Passover plot, take 2 | John 12.9-11
When the large crowd of the Jews learned that Jesus was there, they came, not only on account of him but also to see Lazarus, whom he had raised from the dead. So the chief priests made plans to put Lazarus to death as well, because on account of him many of the Jews were going away and believing in Jesus. John 12:9-11 | ESV
Now, they might not have smelled the ointment, but pretty soon the scuttlebutt was out that Jesus was in the neighborhood and a huge crowd of local gawkers showed up outside the house – as much to see Lazarus, the dead man brought to life by Jesus, as to see Jesus himself. The religious hierarchy watched from afar, carefully noting that they would need to eliminate Lazarus as well as Jesus – because Lazarus was like a magnet drawing the local crowd to buy into Jesus left and right. MAV (Mike’s Amplified Version)
This bit of the story makes me take two.
While Mary worships in a sweet mess all over the feet of Jesus and Judas fumes over the waste of it all, the ruling powers plot to assassinate a resurrected man.

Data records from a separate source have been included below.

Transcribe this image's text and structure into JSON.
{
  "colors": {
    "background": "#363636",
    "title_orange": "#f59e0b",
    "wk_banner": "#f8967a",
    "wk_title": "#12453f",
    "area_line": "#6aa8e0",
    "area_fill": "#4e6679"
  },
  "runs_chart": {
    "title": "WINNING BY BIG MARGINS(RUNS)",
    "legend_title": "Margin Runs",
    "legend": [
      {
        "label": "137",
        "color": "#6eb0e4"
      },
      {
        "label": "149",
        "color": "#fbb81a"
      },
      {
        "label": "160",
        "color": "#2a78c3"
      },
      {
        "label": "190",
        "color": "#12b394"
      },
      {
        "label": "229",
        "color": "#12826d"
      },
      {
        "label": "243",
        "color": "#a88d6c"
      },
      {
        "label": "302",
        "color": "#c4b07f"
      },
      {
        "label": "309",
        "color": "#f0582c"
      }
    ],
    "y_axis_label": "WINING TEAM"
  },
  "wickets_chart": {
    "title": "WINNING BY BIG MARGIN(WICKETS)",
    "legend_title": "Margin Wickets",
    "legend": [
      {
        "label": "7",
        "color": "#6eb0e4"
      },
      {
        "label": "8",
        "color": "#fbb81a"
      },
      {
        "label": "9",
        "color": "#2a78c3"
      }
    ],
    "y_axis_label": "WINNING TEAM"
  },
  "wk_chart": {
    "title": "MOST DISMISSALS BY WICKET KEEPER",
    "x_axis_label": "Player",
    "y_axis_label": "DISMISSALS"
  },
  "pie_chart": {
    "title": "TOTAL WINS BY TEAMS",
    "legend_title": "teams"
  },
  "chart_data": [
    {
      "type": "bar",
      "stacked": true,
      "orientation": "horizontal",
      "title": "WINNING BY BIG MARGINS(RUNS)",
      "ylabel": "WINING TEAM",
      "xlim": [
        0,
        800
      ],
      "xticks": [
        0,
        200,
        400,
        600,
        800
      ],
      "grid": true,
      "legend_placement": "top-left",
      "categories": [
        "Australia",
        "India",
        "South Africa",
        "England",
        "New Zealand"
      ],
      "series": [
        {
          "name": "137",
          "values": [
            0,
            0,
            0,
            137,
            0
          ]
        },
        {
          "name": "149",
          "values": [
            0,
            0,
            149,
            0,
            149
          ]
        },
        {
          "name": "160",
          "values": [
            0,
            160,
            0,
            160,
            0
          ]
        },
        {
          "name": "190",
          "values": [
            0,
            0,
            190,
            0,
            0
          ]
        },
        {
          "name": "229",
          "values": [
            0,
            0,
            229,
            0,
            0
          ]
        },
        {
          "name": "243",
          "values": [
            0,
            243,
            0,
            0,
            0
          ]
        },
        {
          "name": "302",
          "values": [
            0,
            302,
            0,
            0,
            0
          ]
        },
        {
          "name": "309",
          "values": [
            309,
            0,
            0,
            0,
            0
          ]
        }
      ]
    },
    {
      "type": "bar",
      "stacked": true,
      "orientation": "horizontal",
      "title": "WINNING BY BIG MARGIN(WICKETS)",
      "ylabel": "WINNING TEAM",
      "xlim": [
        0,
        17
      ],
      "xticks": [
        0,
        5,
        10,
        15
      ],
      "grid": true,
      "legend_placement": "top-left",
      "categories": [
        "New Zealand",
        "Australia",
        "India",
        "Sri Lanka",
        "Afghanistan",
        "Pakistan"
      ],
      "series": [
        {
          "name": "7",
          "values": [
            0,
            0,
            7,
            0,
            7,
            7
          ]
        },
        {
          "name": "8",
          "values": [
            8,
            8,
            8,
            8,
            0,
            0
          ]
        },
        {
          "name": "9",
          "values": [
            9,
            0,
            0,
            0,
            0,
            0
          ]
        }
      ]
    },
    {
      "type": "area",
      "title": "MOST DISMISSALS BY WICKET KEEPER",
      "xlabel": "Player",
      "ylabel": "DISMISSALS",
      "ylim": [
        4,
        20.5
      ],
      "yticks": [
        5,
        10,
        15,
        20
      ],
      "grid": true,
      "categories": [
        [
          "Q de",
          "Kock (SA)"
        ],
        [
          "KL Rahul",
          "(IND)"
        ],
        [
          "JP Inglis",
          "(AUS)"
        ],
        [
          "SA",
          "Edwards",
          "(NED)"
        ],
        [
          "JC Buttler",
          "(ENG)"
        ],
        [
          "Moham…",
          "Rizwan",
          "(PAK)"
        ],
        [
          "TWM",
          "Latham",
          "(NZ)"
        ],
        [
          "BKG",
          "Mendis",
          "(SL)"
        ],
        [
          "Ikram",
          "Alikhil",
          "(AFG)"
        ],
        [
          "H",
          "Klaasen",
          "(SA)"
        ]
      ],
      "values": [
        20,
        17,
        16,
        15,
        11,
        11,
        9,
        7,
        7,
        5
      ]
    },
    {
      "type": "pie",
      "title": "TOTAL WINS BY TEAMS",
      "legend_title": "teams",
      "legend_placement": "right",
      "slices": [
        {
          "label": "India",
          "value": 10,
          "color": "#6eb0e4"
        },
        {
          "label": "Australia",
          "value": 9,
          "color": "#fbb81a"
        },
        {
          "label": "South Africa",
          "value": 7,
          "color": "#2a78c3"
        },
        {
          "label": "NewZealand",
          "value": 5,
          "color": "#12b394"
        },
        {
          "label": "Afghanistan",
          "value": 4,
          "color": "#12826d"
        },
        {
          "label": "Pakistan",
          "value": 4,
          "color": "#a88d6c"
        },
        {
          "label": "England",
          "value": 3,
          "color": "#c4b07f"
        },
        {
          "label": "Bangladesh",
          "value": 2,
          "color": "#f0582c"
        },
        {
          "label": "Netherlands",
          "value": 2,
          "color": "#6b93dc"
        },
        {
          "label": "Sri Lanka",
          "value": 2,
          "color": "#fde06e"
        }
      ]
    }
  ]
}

It would seem we are faced with a basic choice: surrender our treasure as we pour ourselves out in worship at the feet of Christ or in an effort to keep our feet where they are currently standing do any and everything necessary to preserving our position and power – even if that means crucifying a healer you feel threatened by – or murdering a former dead man.
Surrender all or preserve our status quo; save our life or lose it.
Ironically, I have no doubt that the religious establishment plotting murder considered this their own ultimate sacrifice of worship to God. Look at how far they will go to protect God’s heritage! “The time will come when those who kill you will think they are offering service to God.”
Each character in this week’s reading holds out a mirror for us to look into carefully and prayerfully as we ponder our own heart of worship.
How do we see ourselves in Mary and her extravagant, spontaneous worship?
How do we see ourselves in Judas, complaining about other’s worship practices?
How do we see ourselves in the religious elite for whom worship was the occasion for the ultimate act of self-preservation?
And while we’re at it, here’s one more “worship mirror” to peer into as we close out this week’s reflections:
So here’s what I want you to do, God helping you: Take your everyday, ordinary life—your sleeping, eating, going-to-work, and walking-around life—and place it before God as an offering. Embracing what God does for you is the best thing you can do for him. Don’t become so well-adjusted to your culture that you fit into it without even thinking. Instead, fix your attention on God. You’ll be changed from the inside out. Readily recognize what he wants from you, and quickly respond to it. Unlike the culture around you, always dragging you down to its level of immaturity, God brings the best out of you, develops well-formed maturity in you. Romans 12:1-2 Message
How do you see yourself in each of the key characters in this week’s reading? What have you learned this week about the nature of worship – and your own habits and practices of worship?
Abba, free my spirit to worship with greater abandon – bold, risking, sacrificing worship and adoration. Let me choose wisely to lose my life that I may find it in the selfless act of adoration before your feet. Make such worship the gateway into life, life and more life. Through Jesus.